There has been a fair amount of activity in the DuPont v. Kolon dispute pending in the U.S. Eastern District of Virginia over the past few weeks. On Friday, January 27, 2012, U.S. District Court Judge Robert Payne denied Kolon’s post-trial motions seeking to set aside the $920 million jury trade secret verdict against it last September.
Judge Payne summarily rejected Kolon’s Motions for Judgment Notwithstanding the Verdict, Motion for Remittitur and Motion for a New Trial through a pair of short orders, links to which can be found below. As DuPont’s post-trial request for punitive damages was addressed last fall (Judge Payne limited the punitive award to $350,000 under Virginia law), the case now appears ready for appeal.
Meanwhile, DuPont and Kolon continue to bitterly fight on other fronts. In a litigation that threatens to become even more acrimonious than the trade secret case, the parties continue to exchange body blows in the remaining antitrust litigation brought by Kolon. When DuPont brought its trade secret case in February 2009, Kolon counterclaimed, asserting that DuPont had monopolized the body armor market through improperly restrictive agreements with its customers. Judge Payne dismissed the claim in 2009 but it was reinstated by the Fourth Circuit.

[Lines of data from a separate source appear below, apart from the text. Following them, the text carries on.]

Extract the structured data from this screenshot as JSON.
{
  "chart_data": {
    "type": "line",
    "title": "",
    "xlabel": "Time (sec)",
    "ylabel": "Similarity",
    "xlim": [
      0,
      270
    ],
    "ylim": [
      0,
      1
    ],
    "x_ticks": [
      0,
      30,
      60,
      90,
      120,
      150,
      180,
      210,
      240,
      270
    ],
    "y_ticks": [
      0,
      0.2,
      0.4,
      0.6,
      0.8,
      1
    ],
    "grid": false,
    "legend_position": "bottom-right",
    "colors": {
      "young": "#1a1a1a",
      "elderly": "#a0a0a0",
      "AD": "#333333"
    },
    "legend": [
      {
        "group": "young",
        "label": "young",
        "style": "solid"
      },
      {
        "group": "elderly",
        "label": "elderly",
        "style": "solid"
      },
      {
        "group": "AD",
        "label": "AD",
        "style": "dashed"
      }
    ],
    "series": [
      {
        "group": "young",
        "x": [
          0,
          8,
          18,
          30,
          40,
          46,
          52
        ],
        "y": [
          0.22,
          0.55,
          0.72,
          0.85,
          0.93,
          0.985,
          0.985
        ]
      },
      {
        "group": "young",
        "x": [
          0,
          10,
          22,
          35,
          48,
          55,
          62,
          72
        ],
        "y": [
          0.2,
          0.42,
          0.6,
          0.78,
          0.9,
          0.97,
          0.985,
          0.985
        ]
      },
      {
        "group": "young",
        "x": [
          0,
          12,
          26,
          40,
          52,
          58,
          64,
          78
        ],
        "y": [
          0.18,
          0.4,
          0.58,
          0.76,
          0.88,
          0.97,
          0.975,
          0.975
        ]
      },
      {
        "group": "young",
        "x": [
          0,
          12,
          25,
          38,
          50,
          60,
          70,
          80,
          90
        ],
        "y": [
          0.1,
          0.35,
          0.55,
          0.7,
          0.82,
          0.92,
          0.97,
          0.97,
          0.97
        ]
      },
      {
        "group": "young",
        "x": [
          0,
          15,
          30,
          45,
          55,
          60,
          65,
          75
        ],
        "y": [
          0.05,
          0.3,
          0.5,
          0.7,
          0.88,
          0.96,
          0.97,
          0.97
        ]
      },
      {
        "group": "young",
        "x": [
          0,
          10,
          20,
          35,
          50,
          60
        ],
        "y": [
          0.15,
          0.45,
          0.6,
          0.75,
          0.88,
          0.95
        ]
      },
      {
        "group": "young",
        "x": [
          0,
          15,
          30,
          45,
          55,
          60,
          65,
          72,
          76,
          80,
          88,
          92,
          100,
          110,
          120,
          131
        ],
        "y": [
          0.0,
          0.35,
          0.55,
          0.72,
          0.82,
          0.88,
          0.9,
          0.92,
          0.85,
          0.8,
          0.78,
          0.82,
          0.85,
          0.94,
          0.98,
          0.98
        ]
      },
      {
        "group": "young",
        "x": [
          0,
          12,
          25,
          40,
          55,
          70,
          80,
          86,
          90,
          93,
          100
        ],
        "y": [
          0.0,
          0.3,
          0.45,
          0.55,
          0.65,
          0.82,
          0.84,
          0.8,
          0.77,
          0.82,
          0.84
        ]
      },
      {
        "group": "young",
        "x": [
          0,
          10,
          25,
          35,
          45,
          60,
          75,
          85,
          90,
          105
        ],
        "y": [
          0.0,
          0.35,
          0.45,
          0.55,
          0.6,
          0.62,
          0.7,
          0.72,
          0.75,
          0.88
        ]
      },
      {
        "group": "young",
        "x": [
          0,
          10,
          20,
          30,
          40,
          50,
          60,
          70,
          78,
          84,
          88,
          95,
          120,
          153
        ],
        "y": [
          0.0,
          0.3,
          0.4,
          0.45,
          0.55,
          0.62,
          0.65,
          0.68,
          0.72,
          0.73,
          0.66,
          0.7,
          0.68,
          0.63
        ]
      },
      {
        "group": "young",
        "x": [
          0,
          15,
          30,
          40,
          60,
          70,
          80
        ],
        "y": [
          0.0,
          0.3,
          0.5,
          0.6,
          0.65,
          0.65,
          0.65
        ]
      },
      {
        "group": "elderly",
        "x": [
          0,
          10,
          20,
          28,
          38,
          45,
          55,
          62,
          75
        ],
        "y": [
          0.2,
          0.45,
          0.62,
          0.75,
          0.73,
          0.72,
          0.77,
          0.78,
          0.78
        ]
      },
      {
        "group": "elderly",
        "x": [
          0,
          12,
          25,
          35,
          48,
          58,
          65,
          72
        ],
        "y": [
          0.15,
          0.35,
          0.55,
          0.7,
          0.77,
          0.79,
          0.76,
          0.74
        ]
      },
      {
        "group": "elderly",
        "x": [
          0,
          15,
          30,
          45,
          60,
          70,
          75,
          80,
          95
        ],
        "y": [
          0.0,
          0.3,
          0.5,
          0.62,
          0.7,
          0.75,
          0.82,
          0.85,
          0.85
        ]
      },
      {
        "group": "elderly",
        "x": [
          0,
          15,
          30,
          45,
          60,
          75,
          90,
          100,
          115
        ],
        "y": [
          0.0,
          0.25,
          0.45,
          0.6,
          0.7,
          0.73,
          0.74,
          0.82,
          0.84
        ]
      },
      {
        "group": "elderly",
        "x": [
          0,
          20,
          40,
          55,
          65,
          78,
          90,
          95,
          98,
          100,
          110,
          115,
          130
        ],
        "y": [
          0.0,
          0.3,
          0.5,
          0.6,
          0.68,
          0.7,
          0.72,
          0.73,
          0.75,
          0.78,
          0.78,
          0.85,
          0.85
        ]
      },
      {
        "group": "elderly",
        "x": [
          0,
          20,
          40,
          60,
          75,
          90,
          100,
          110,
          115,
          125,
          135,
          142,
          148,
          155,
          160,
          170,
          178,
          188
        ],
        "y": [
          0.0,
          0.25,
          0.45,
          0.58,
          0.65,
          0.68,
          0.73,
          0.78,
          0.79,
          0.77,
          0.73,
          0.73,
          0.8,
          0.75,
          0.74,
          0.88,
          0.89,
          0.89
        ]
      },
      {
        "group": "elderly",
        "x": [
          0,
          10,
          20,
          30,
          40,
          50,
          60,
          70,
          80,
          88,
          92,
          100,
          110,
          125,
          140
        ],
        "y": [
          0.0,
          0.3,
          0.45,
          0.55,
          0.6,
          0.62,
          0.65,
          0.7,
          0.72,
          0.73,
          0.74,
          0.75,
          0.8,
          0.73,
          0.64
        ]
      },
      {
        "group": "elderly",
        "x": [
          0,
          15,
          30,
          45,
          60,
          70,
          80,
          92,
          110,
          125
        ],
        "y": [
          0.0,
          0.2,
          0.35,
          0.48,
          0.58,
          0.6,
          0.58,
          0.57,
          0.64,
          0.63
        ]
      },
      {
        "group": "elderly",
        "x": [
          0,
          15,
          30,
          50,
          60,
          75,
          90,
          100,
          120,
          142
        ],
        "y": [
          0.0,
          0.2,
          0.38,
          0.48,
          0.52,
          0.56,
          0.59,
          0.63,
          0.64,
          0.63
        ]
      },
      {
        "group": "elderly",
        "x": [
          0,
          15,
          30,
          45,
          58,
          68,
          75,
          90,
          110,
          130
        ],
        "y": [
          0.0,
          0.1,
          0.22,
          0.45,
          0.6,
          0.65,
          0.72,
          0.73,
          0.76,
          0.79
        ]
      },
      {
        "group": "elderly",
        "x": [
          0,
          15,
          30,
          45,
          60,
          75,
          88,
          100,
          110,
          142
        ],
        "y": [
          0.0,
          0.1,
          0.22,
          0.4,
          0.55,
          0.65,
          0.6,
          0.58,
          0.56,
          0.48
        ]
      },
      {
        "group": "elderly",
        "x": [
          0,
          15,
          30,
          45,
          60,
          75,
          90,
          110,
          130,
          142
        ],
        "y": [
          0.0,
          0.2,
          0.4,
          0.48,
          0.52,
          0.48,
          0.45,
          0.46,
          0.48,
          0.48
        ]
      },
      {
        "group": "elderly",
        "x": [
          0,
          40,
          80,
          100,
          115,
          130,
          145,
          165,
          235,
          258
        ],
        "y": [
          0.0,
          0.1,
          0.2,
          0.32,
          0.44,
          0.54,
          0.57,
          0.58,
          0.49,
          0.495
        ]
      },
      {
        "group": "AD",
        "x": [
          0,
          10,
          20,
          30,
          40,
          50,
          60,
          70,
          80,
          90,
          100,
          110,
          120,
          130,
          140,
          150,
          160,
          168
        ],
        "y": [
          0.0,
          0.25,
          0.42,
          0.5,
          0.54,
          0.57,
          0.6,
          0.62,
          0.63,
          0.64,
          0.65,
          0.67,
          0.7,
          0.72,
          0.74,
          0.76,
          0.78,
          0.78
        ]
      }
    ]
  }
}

Alyson Frankel’s “On the Case” Blog has a solid summary of the acrimonious antitrust litigation. Since its reinstatement, Kolon has been sanctioned and moved to disqualify Judge Payne based on his former partnership with DuPont counsel McGuire Woods (links to those pleadings can be found on Alyson’s article). Last week, DuPont filed a Motion for sanctions under Rule 11, arguing that the entire antitrust litigation was baseless and filed for no other reason than to distract DuPont, the Court and the public from Kolon’s misappropriation of DuPont’s Kevlar trade secrets.
Last summer, I likened this case to the East Coast version of the Mattel v. MGA litigation, which has been become the standard-bearer for bare-knuckles, bet-the-company trade secret litigation. Given the developments of the past few weeks, DuPont v. Kolon may become the new champ.